The Minrank of Random Graphs over Arbitrary Fields

TL;DR

This paper establishes tight bounds on the minrank of random graphs over any field, resolving a long-standing problem and extending previous finite field results to arbitrary fields.

Contribution

It provides the first tight bounds for the minrank of Erdős–Rényi graphs over all fields, including the real numbers, for a wide range of edge probabilities.

Findings

Minrank of G(n,p) is Θ(n log(1/p)/log n) over any field.

Results hold for p between n^{-1} and 1 - n^{-0.99}.

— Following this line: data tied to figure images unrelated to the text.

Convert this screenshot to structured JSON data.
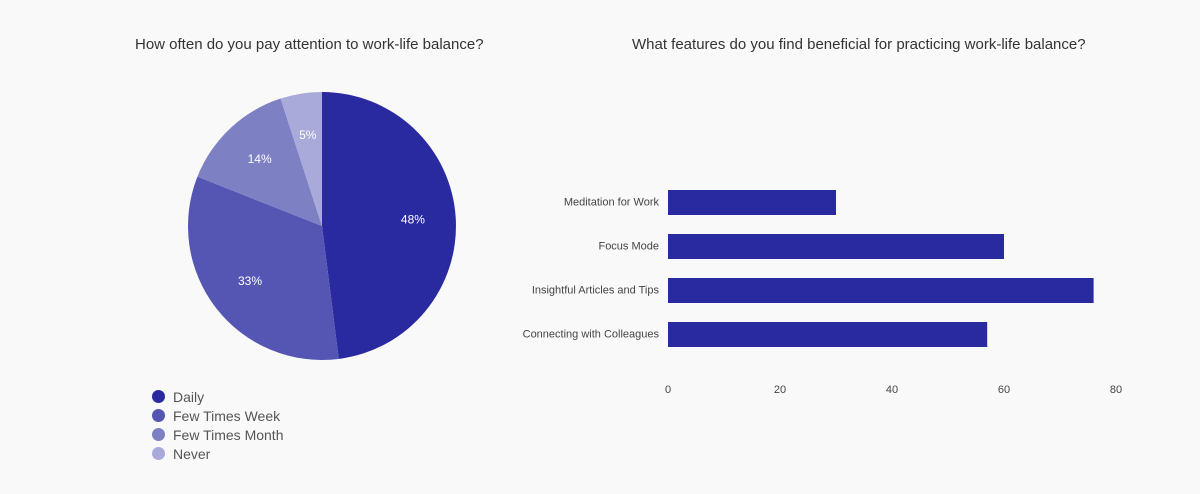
{
  "colors": {
    "background": "#f9f9f9",
    "title": "#333333",
    "slice_label": "#ffffff",
    "bar": "#2a2aa0"
  },
  "chart_data": [
    {
      "type": "pie",
      "title": "How often do you pay attention to work-life balance?",
      "slices": [
        {
          "name": "Daily",
          "value": 48,
          "label": "48%",
          "color": "#2a2aa0"
        },
        {
          "name": "Few Times Week",
          "value": 33,
          "label": "33%",
          "color": "#5556b4"
        },
        {
          "name": "Few Times Month",
          "value": 14,
          "label": "14%",
          "color": "#7e80c4"
        },
        {
          "name": "Never",
          "value": 5,
          "label": "5%",
          "color": "#a9aada"
        }
      ],
      "start": "12 o'clock",
      "direction": "clockwise",
      "legend_position": "bottom-left"
    },
    {
      "type": "bar",
      "orientation": "horizontal",
      "title": "What features do you find beneficial for practicing work-life balance?",
      "categories": [
        "Meditation for Work",
        "Focus Mode",
        "Insightful Articles and Tips",
        "Connecting with Colleagues"
      ],
      "values": [
        30,
        60,
        76,
        57
      ],
      "xlim": [
        0,
        80
      ],
      "xticks": [
        0,
        20,
        40,
        60,
        80
      ],
      "grid": false,
      "legend": false,
      "color": "#2a2aa0"
    }
  ]
}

Settles a problem posed by Knuth in 1994.

Abstract

The minrank of a graph $G$ on the set of vertices $[n]$ over a field $\mathbb{F}$ is the minimum possible rank of a matrix $M\in\mathbb{F}^{n\times n}$ with nonzero diagonal entries such that $M_{i,j}=0$ whenever $i$ and $j$ are distinct nonadjacent vertices of $G$. This notion, over the real field, arises in the study of the Lov\'asz theta function of a graph. We obtain tight bounds for the typical minrank of the binomial random graph $G(n,p)$ over any finite or infinite field, showing that for every field $\mathbb{F}=\mathbb F(n)$ and every $p=p(n)$ satisfying $n^{-1} \leq p \leq 1-n^{-0.99}$, the minrank of $G=G(n,p)$ over $\mathbb{F}$ is $\Theta(\frac{n \log (1/p)}{\log n})$ with high probability. The result for the real field settles a problem raised by Knuth in 1994. The proof combines a recent argument of Golovnev, Regev, and Weinstein, who proved the above result for finite fields of size at most $n^{O(1)}$, with tools from linear algebra, including an estimate of R\'onyai, Babai, and Ganapathy for the number of zero-patterns of a sequence of polynomials.